As the German newspaper Süddeutsche Zeitung (SZ) reveals, over a year ago they were contacted by an anonymous source who wanted to share encrypted internal documents from Mossack Fonseca, a law firm in Panama. Mossack Fonseca (MF) specializes in creating sham corporations for the world's rich, powerful, and famous. MF exists to help this elite group, in effect, hide their money from both the tax man and prying eyes who might want to question how, say, a politician like Russian President Vladimir Putin can end up with a billions dollars in an offshore bank account while on a government salary.
Because of the treasure trove of information SZ decided that they would analyze the data with the International Consortium of Investigative Journalists (ICIJ). Working for over a year with 400 journalists from more than 100 media outlets in 80 countries, the virtual global newsroom met in Washington, Munich, Lillehammer, and London to map out their strategy. Covering over 11 million documents and nearly 40 years of data, the amount of information dwarfs anything uncovered previously. It's not even close.
In fact, the leaks from Wikileaks, HSBC, the Luxembourg tax files, and the Offshore leaks combined don't come close the amount of information contained in the Panama files.
The real important issue here isn't whether the document leak is legal or illegal. What's being exposed - hiding money - will most likely be made legal (if it isn't already) by global elites once the dust settles. It isn't even the fact that shielding wealth for the world's economic and political elites from taxation is happening while they try to promote global trade pacts that promotes their interests even more (as they ignore the challenges faced by labor).
The real issue is how developments like this have been happening for years, and no one seems to care.
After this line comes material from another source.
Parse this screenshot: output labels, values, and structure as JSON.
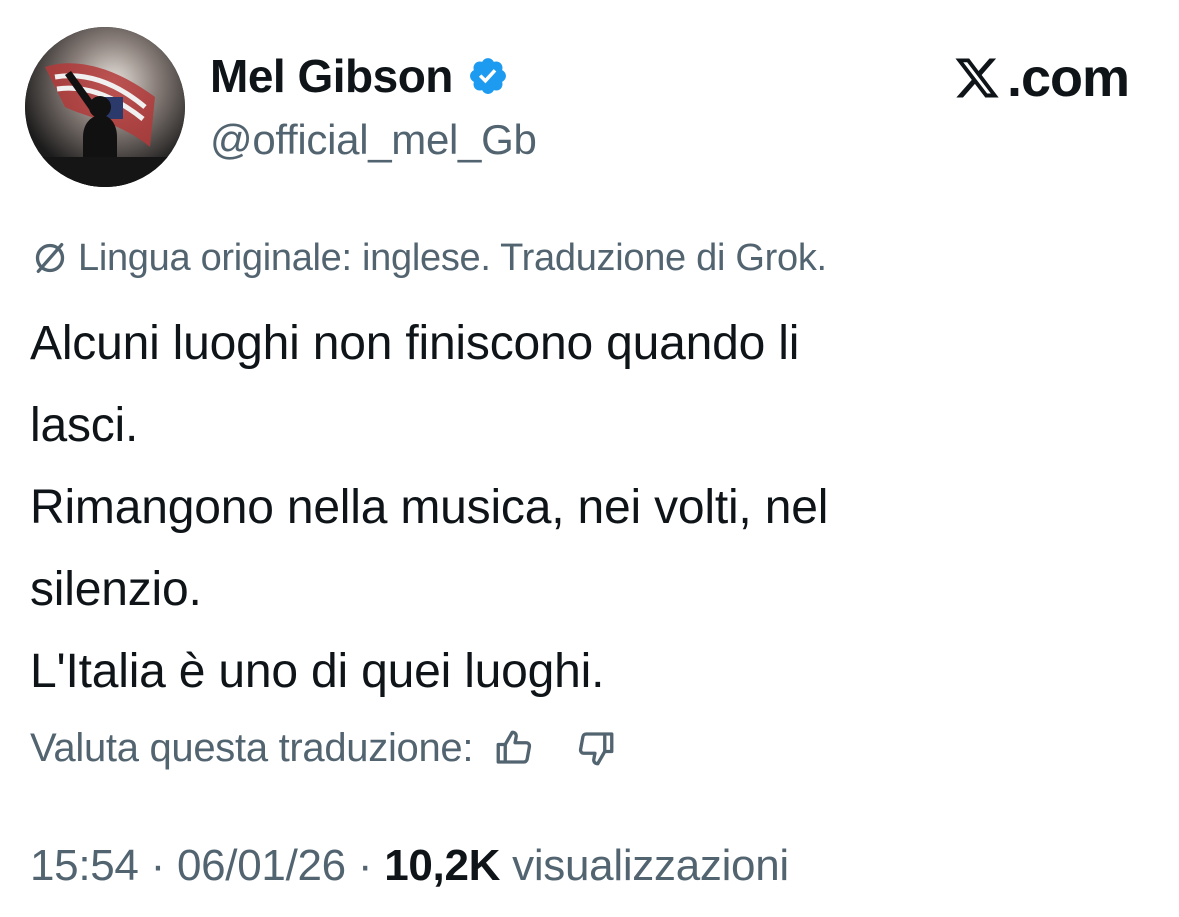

Keep in mind that John Perkins, author of Confessions of an Economic Hit Man, has been writing about a global "corporatocracy" that cheats countries out of trillions of dollars. According to Perkins this corporate group isn't so much part of a larger conspiracy as much as they endorse and promote common values and goals that only a privileged few benefit from over time. Their tools are loans and "highly paid professionals" who help rig elections, file fraudulent financial reports (see especially Goldman Sachs), and engage in "payoffs, extortion, sex, and murder."
Then we have global financial giants, especially in the United States, paying billions in fines for wrongdoing, which they don't have to admit to because of the terms of the agreement. What's worse is how they can then shield employees responsible for these acts from accountability because of these payoffs.
Here's the point when it comes to the Panama Papers story: None of this is new. There's nothing new under the sun.
In fact, the Panama Papers may pale in comparison to what's been attempted in the past (as we'll see in tomorrow's post).
The real story will be if any changes are actually made.